Los hábitos, las actitudes, la manera de enfrentar los conflictos, la disposición de ayudar a otros, la autoestima, la resiliencia, la riqueza espiritual y el amor son ejes fundamentales sin los cuales un título no es más que una hoja de papel; es esta combinación de elementos la que nos permite convertirnos en verdaderos líderes.
Nuestros institutos y universidades despachan productos incompletos, jefes que no son líderes, maestros que no son mentores, profesionales que no son emprendedores, estudiantes que no son estudiosos y licenciados que no se dan licencia para soñar.

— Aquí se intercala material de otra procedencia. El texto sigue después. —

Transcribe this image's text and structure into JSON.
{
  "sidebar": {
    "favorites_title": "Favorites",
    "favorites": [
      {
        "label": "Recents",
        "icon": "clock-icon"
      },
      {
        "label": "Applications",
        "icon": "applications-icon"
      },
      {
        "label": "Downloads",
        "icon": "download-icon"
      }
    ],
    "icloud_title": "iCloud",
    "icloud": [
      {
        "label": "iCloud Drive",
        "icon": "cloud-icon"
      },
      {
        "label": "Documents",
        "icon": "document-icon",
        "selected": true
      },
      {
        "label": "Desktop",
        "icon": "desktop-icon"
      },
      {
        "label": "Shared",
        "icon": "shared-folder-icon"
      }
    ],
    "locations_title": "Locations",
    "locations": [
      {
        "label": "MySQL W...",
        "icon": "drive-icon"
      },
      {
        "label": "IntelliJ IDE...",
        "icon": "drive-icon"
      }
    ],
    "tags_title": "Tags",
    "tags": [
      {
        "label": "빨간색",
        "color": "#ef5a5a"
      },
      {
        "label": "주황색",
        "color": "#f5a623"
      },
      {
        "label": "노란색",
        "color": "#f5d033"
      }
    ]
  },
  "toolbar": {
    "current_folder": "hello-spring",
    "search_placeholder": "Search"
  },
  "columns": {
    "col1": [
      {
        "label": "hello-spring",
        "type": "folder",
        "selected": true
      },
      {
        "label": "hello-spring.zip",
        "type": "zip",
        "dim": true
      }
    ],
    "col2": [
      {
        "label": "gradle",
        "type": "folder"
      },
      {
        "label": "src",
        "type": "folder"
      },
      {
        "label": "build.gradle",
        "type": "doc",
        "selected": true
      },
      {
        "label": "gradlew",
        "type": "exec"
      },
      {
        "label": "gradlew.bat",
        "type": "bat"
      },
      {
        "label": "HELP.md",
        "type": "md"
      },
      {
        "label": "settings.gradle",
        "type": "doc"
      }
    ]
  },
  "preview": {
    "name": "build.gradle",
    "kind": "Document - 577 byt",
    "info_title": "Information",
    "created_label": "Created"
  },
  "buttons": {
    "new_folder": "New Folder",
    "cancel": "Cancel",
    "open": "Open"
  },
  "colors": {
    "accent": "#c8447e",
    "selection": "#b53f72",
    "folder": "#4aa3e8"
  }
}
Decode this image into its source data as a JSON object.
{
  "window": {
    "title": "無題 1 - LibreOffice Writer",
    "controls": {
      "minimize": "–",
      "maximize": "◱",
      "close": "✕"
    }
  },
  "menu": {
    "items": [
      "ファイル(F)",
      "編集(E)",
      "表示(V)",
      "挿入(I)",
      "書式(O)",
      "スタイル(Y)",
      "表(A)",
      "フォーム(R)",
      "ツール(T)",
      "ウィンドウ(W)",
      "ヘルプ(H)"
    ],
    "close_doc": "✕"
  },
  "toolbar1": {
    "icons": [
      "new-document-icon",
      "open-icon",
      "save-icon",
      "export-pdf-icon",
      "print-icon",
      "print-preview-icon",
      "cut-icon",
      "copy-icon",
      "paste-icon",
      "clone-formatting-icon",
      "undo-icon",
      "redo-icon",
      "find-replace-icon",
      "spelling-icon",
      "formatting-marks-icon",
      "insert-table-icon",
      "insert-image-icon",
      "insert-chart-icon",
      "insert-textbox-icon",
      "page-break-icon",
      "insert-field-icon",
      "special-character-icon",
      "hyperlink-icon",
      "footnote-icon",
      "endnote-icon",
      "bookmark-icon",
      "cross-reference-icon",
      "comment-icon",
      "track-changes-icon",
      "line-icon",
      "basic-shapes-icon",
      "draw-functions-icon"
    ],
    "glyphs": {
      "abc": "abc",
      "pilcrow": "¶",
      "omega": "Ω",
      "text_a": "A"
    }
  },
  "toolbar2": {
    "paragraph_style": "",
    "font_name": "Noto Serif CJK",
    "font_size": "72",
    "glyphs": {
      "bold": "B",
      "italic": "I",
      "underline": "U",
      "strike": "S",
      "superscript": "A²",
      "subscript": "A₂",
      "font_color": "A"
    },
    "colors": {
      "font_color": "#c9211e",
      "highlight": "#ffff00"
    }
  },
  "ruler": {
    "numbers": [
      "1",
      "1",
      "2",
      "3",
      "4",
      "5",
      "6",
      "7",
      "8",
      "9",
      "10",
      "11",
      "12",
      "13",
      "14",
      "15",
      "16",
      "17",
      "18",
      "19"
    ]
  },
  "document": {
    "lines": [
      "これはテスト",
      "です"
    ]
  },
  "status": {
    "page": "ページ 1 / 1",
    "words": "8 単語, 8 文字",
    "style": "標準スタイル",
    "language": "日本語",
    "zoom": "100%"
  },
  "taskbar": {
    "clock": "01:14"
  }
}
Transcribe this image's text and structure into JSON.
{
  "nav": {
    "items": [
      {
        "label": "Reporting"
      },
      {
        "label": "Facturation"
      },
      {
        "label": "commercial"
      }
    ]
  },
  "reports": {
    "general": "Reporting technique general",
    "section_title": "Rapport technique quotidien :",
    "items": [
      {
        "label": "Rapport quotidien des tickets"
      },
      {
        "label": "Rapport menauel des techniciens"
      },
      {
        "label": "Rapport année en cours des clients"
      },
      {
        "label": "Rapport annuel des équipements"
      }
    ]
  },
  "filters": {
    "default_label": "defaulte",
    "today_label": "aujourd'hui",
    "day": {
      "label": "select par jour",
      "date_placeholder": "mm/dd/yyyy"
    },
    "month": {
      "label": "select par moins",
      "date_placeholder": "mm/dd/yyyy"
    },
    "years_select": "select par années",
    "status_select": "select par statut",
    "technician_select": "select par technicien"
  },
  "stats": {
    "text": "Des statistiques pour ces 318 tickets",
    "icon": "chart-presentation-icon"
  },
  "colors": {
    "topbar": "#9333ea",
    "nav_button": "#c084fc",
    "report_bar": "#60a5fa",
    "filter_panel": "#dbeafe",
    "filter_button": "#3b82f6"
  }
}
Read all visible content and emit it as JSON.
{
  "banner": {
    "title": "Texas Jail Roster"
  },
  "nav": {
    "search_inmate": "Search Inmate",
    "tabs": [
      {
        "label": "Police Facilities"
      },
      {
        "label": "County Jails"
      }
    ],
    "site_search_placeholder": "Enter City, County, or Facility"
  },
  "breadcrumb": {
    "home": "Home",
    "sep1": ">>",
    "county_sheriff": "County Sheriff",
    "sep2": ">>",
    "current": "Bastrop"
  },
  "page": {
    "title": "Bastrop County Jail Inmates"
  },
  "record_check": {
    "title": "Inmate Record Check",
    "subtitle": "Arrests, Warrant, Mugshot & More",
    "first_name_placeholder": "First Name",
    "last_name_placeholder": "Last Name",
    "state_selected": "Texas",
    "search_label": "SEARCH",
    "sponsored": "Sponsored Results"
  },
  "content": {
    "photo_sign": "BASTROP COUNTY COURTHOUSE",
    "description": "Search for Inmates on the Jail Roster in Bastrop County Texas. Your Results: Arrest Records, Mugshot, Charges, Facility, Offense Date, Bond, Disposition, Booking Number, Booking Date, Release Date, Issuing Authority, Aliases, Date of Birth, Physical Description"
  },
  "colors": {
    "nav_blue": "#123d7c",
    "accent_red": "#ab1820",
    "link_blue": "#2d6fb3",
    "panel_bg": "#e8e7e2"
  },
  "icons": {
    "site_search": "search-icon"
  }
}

La educación integral debería ser la roca sobre la cual se cimienta una nación satisfecha, próspera y trascendental; por supuesto que la teoría es fundamental para el desarrollo técnico y económico, pero debe ser integral sí además deseamos un progreso humano mental y espiritual; aún educamos a nuestros jóvenes para un mundo que dejó de existir hace muchos años ya.
Tenemos un sistema educacional que ofrece las herramientas de ayer para construir las entidades del mañana; el conocimiento no es entendimiento, recitar libros letra por letra es sinónimo de buena memoria no de inteligencia, no de astucia ni destreza.
A nuestros estudiantes les enseñan a sobresalir en matemáticas y a reprobar en ansiedad; ninguno de nuestros países dedica cursos completos a desarrollar la inteligencia emocional, el pensamiento crítico, la resiliencia, el abordaje de conflictos, la expresión corporal, ni discernimiento en sus planes integrales.
Si los sistemas educativos no dan el paso, nos corresponde a nosotros avanzar; los líderes deben ser el ejemplo de formación personal e incentivadores de todas las dimensiones de la formación humana; he allí una acción de liderazgo.
Necesitamos un país, un gobierno, una escuela, una compañía que no solo nos diga cuánto valemos, si no que nos lo demuestren con una enseñanza que nos valore, puede decir mil veces cuánto vales, pero si tú no haces nada con ese valor, no habré aportado nada.
De nada sirve dominar la teoría si no tienes la capacidad emocional para sostenerla; si nuestros países invirtieran en el fomento de actitudes y aptitudes esenciales para la vida, nuestro continente sería la vanguardia del planeta; si tuviésemos la convicción de legislar para promover la educación cívica, la autoestima, la sistematización de los procesos de innovación, el enfoque, la visión, la disciplina, la organización y el orden, ¡qué lejos estaríamos de esto en lo que vivimos!